The drug, Pertuzumab, should be halved in price to make it ‘cost effective’, the paper quotes the advisory group as saying.
Radboud teaching hospital cancer specialist Koos van der Hoeven told the paper this is the first time the committee has set limits on what a drug should cost.
Some 250 women with the HER2 variant of breast cancer are being treated with Pertuzumab, and their number is likely to double by 2017. The drug, which costs a basic €50,000 per patient per year, extends life expectancy by an average of 16 months.
However, including extra hospital visits and other spending, the total cost is nearer to €150,000 a year, the NRC says.
The Netherlands currently has a ceiling of €80,000 per year for drugs which extend quality of life for a similar period.
Cost effective
However, the NRC says, the minister is unlikely to remove Pertuzumab from the basic insurance package because ‘cost effectiveness’ does not play a real role in political decisions about drugs.

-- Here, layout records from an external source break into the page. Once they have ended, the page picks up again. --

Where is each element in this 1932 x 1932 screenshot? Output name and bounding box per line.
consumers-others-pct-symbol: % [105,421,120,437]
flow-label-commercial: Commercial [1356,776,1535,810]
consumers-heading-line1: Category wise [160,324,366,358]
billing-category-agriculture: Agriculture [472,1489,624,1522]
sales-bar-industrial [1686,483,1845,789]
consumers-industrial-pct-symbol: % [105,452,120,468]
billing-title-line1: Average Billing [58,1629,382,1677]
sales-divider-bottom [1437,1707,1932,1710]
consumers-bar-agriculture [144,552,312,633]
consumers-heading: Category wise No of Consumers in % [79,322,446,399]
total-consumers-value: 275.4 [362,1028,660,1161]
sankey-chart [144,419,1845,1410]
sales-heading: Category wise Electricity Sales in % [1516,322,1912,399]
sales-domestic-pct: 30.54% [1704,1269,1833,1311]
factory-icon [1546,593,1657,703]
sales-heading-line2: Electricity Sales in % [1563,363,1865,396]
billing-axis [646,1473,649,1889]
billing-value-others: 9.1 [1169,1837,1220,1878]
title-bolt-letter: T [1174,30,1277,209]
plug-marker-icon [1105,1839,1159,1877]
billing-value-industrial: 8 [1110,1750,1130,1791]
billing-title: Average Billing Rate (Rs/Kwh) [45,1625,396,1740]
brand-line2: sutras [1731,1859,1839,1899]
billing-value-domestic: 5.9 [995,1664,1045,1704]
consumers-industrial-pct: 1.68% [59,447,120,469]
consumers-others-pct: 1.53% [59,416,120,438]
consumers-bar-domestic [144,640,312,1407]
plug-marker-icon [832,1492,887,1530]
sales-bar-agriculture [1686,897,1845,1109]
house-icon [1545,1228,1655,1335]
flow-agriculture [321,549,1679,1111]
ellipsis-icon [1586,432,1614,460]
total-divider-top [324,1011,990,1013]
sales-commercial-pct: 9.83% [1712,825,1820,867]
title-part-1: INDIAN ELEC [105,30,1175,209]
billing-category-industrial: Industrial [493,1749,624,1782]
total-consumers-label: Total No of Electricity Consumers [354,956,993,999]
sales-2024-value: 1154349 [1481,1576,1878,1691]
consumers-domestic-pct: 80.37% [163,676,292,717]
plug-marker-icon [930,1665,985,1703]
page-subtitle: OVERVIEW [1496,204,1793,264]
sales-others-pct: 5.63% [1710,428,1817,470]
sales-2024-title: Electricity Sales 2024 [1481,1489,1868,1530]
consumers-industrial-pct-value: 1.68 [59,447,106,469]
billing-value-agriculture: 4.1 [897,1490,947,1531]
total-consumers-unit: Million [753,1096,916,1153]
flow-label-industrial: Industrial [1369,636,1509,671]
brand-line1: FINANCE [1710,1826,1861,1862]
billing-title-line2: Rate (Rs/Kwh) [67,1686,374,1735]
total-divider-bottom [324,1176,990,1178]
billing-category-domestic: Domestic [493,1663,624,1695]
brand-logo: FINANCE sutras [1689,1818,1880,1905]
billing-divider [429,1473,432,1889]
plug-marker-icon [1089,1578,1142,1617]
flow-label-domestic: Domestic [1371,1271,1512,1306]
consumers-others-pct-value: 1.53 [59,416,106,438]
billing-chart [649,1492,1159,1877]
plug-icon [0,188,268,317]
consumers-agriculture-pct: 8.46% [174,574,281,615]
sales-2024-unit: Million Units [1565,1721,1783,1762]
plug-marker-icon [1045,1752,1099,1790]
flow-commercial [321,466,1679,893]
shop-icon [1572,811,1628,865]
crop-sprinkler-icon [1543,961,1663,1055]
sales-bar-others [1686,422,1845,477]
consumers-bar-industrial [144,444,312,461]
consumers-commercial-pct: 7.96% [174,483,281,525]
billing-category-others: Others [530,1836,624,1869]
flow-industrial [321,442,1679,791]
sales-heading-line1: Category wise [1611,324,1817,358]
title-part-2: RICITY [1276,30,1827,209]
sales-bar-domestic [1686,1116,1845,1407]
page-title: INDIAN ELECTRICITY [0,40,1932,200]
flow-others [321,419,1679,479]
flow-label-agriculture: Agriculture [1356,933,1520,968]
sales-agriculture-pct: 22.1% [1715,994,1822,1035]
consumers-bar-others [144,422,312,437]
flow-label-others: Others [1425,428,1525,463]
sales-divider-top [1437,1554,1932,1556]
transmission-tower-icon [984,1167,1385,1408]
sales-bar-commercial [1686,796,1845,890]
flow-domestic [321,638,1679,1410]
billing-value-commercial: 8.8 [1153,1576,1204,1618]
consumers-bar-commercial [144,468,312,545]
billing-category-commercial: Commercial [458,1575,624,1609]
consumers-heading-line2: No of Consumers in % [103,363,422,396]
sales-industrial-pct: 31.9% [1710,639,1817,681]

Nevertheless, there is some pressure in the Netherlands do look more closely at the cost effectiveness of expensive medicines and cancer charity KWF sounded the alarm last year.
In 2012, the healthcare institute, which finalises recommendations to the minister, said a drug for treating the muscle disease Pompe should be re-examined in light of the cost. That proposal was quickly dropped after an outcry in the media.